NATO first used uranium munitions in Yugoslavia in 1999

During the 78-day war, 31,000 uranium projectiles containing about ten tons of depleted uranium were fired at more than 80 locations. Primarily in southern Serbia and Kosovo. As early as April 22, 1999, the ARD program "Monitor" drew attention to this.

The RBB environmental television series "Ozone" also investigated the consequences in several reports. Swedish and Swiss laboratories independently proved that such 30-millimeter projectiles also contain traces of plutonium. For example, four sites in southeastern Serbia near Vranje were hit: the villages of Borovac, Bratoselce, and Reljan, and the mountain Pljačkovica, which is dotted with a radar station.

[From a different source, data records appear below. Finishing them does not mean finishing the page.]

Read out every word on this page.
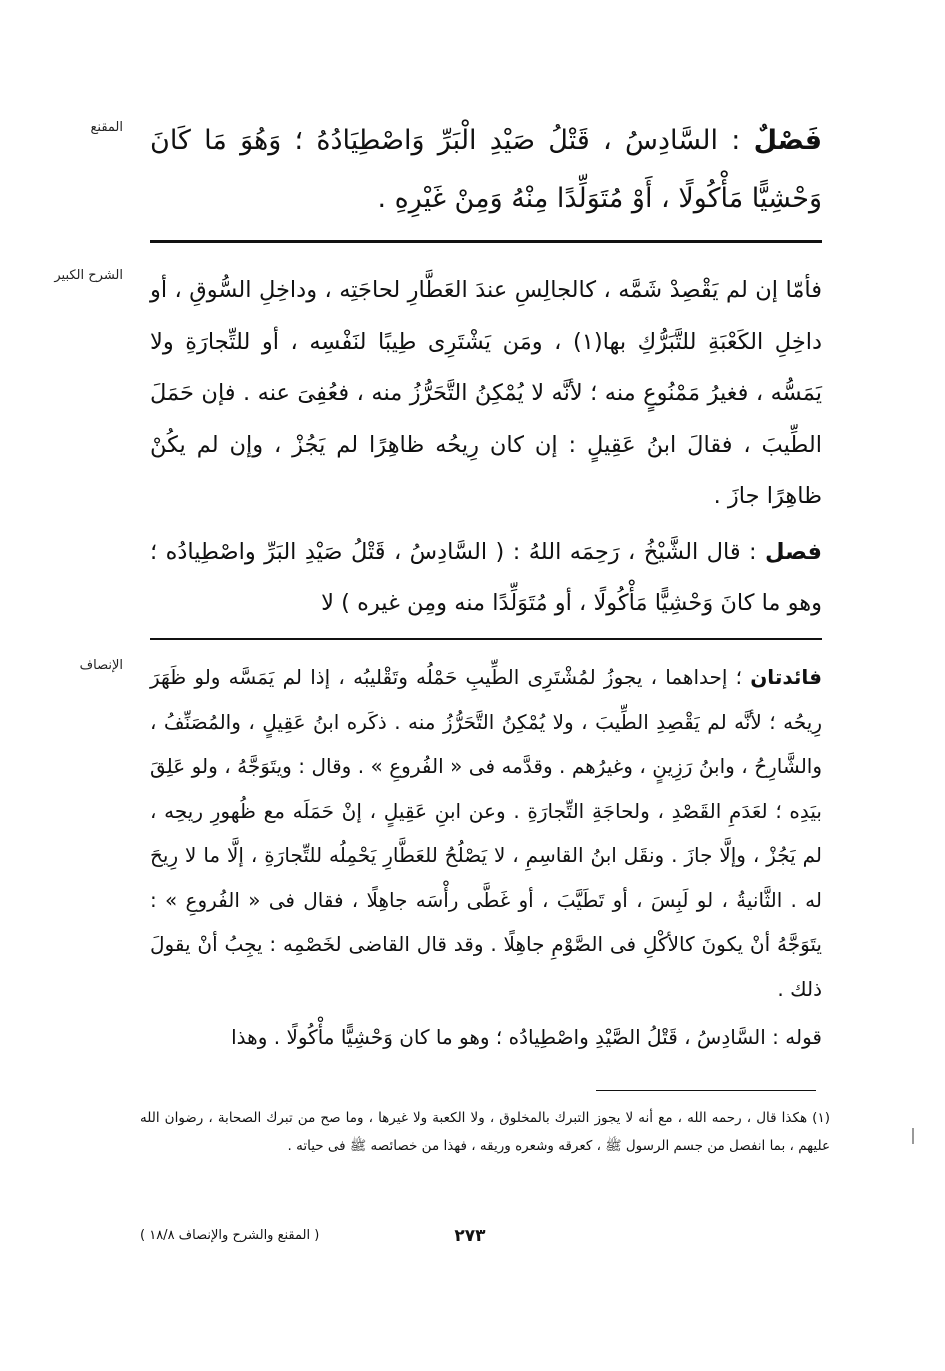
المقنع	فَصْلٌ : السَّادِسُ ، قَتْلُ صَيْدِ الْبَرِّ وَاصْطِيَادُهُ ؛ وَهُوَ مَا كَانَ وَحْشِيًّا مَأْكُولًا ، أَوْ مُتَوَلِّدًا مِنْهُ وَمِنْ غَيْرِهِ .

الشرح الكبير

فأمّا إن لم يَقْصِدْ شَمَّه ، كالجالِسِ عندَ العَطَّارِ لحاجَتِه ، وداخِلِ السُّوقِ ، أو داخِلِ الكَعْبَةِ للتَّبَرُّكِ بها(١) ، ومَن يَشْتَرِى طِيبًا لنَفْسِه ، أو للتِّجارَةِ ولا يَمَسُّه ، فغيرُ مَمْنُوعٍ منه ؛ لأنَّه لا يُمْكِنُ التَّحَرُّزُ منه ، فعُفِىَ عنه . فإن حَمَلَ الطِّيبَ ، فقالَ ابنُ عَقِيلٍ : إن كان رِيحُه ظاهِرًا لم يَجُزْ ، وإن لم يكُنْ ظاهِرًا جازَ .

فصل : قال الشَّيْخُ ، رَحِمَه اللهُ : ( السَّادِسُ ، قَتْلُ صَيْدِ البَرِّ واصْطِيادُه ؛ وهو ما كانَ وَحْشِيًّا مَأْكُولًا ، أو مُتَوَلِّدًا منه ومِن غيره ) لا

الإنصاف	فائدتان ؛ إحداهما ، يجوزُ لمُشْتَرِى الطِّيبِ حَمْلُه وتَقْليبُه ، إذا لم يَمَسَّه ولو ظَهَرَ رِيحُه ؛ لأنَّه لم يَقْصِدِ الطِّيبَ ، ولا يُمْكِنُ التَّحَرُّزُ منه . ذكَره ابنُ عَقِيلٍ ، والمُصَنِّفُ ، والشَّارِحُ ، وابنُ رَزِينٍ ، وغيرُهم . وقدَّمه فى « الفُروعِ » . وقال : ويتَوَجَّهُ ، ولو عَلِقَ بيَدِه ؛ لعَدَمِ القَصْدِ ، ولحاجَةِ التِّجارَةِ . وعن ابنِ عَقِيلٍ ، إنْ حَمَلَه مع ظُهورِ ريحِه ، لم يَجُزْ ، وإلَّا جازَ . ونقَل ابنُ القاسِمِ ، لا يَصْلُحُ للعَطَّارِ يَحْمِلُه للتِّجارَةِ ، إلَّا ما لا رِيحَ له . الثَّانيةُ ، لو لَبِسَ ، أو تَطَيَّبَ ، أو غَطَّى رأْسَه جاهِلًا ، فقال فى « الفُروعِ » : يتَوَجَّهُ أنْ يكونَ كالأكْلِ فى الصَّوْمِ جاهِلًا . وقد قال القاضى لخَصْمِه : يجِبُ أنْ يقولَ ذلك .

قوله : السَّادِسُ ، قَتْلُ الصَّيْدِ واصْطِيادُه ؛ وهو ما كان وَحْشِيًّا مأْكُولًا . وهذا

(١) هكذا قال ، رحمه الله ، مع أنه لا يجوز التبرك بالمخلوق ، ولا الكعبة ولا غيرها ، وما صح من تبرك الصحابة ، رضوان الله عليهم ، بما انفصل من جسم الرسول ﷺ ، كعرقه وشعره وريقه ، فهذا من خصائصه ﷺ فى حياته .
٢٧٣
( المقنع والشرح والإنصاف ١٨/٨ )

Seven of eight workers who spent three weeks clearing bomb remnants there at the time died in agony years later. Scientists from the University of Thessaloniki found that radioactive contamination in Macedonia increased eightfold after the war. This was a worse environmental catastrophe than the consequences of the reactor disaster in Chernobyl.

An elderly woman stands crying next to the rubble of destroyed houses Wednesday, April 28, 1999, in Surdulica, about 250 kilometers south of Belgrade, after the village was hit in a NATO airstrike.